Yesterday, even worse, I was driving over the Auckland Harbour Bridge and a Suzuki Swift nipped past me with a young woman at the wheel and she was texting. Texting, speeding and crossing the Harbour Bridge. Just madness. 

And that's why I think you need to increase the penalties for using a device while driving. At the moment, it's $80 and 20 demerit points. How is that a deterrent? Make it $500 or $1000 because if you're distracted and driving, your vehicle becomes a weapon. 

Given our road toll, I wonder just how many accidents are fuelled by drivers distracted by their phones. 

In the U.S., road fatalities had fallen, but now they’re up by eight per cent and part of the blame has been directed at drivers who are on Facebook, making calls, Snapchatting or taking selfies apparently.

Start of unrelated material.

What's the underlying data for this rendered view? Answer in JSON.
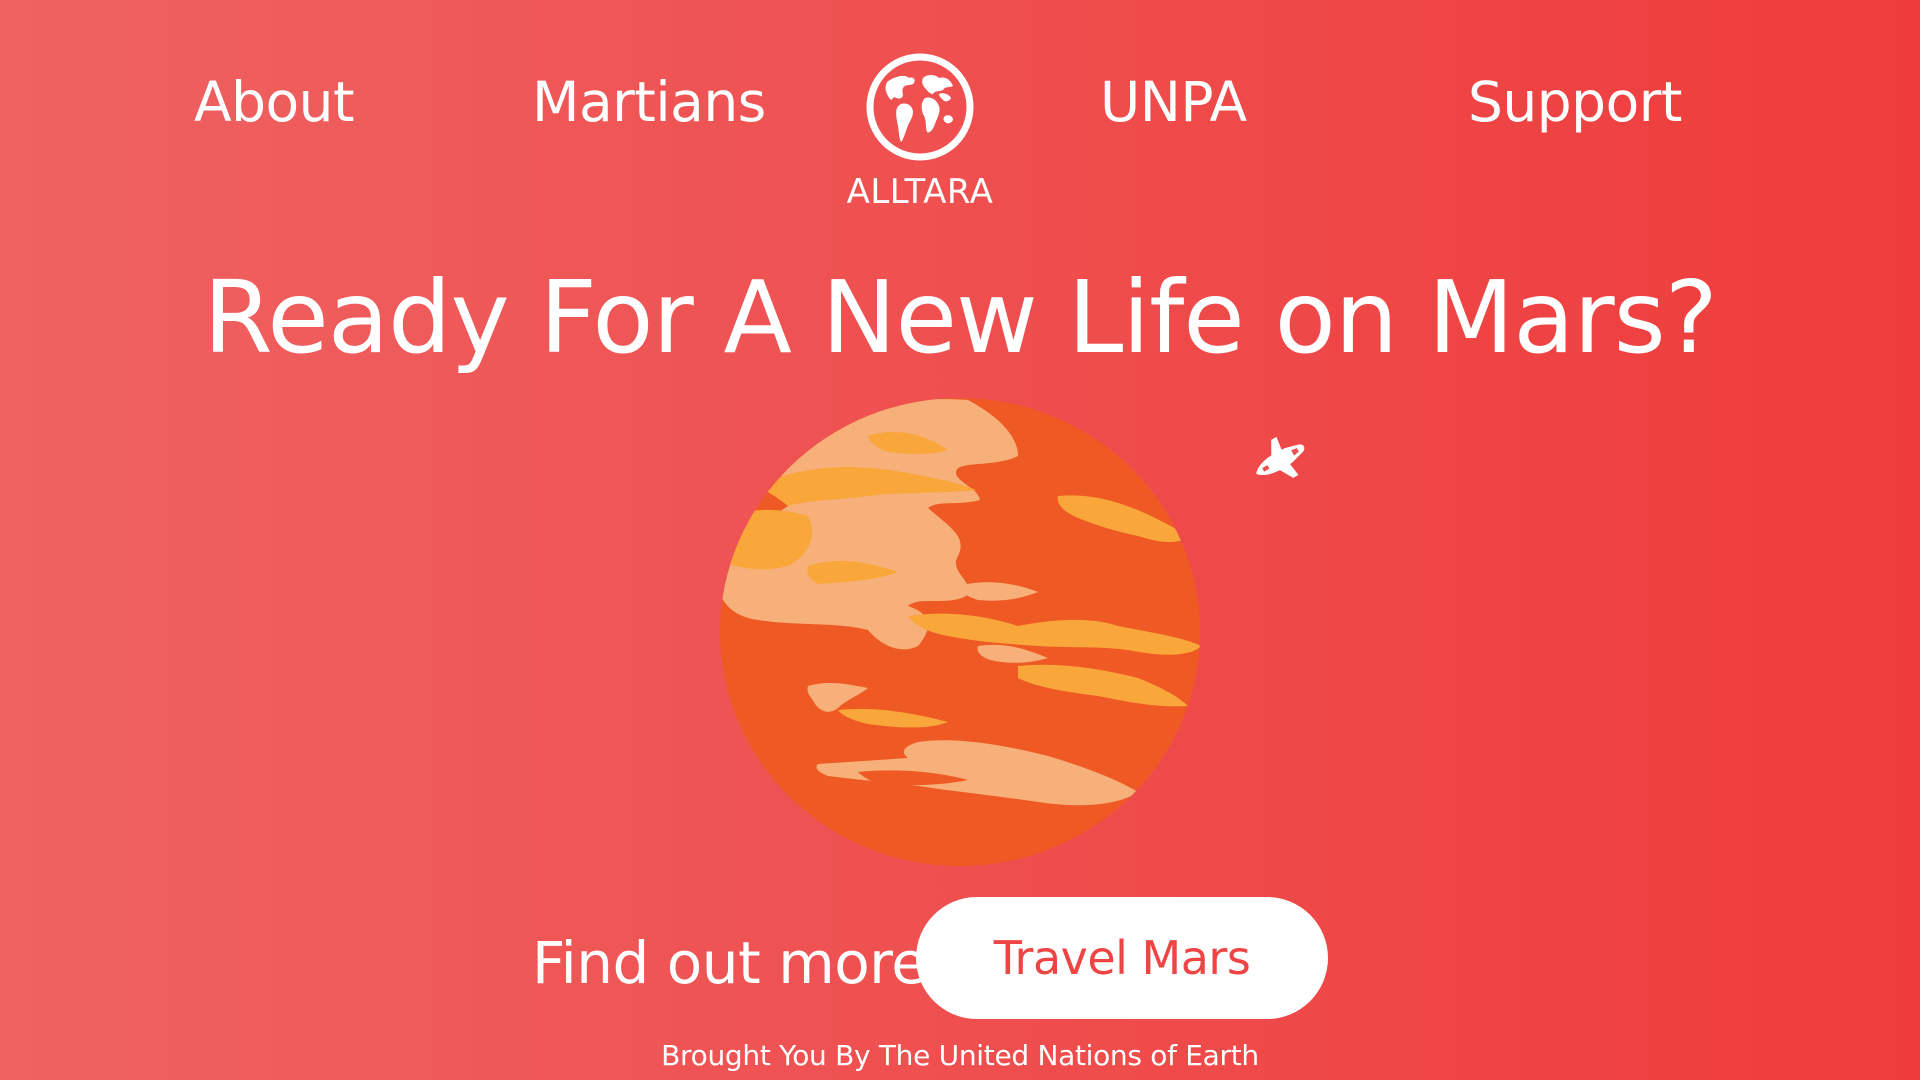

In New York, they’re talking about introducing a textalyser which is device that police can use on your phone to see if you were texting or emailing or using social media at the time of the accident. They’d use the textalyser in the same way that they use a breathalyser when they arrive at the scene of an accident. 

Smart idea, isn't it? 

As I said, fining people $80 which is what we do at the moment is hardly a deterrent. Increase the penalty and by a lot. $500 or $1000 because using your phone while driving, I think, is potentially as life-threatening as driving when you're drunk.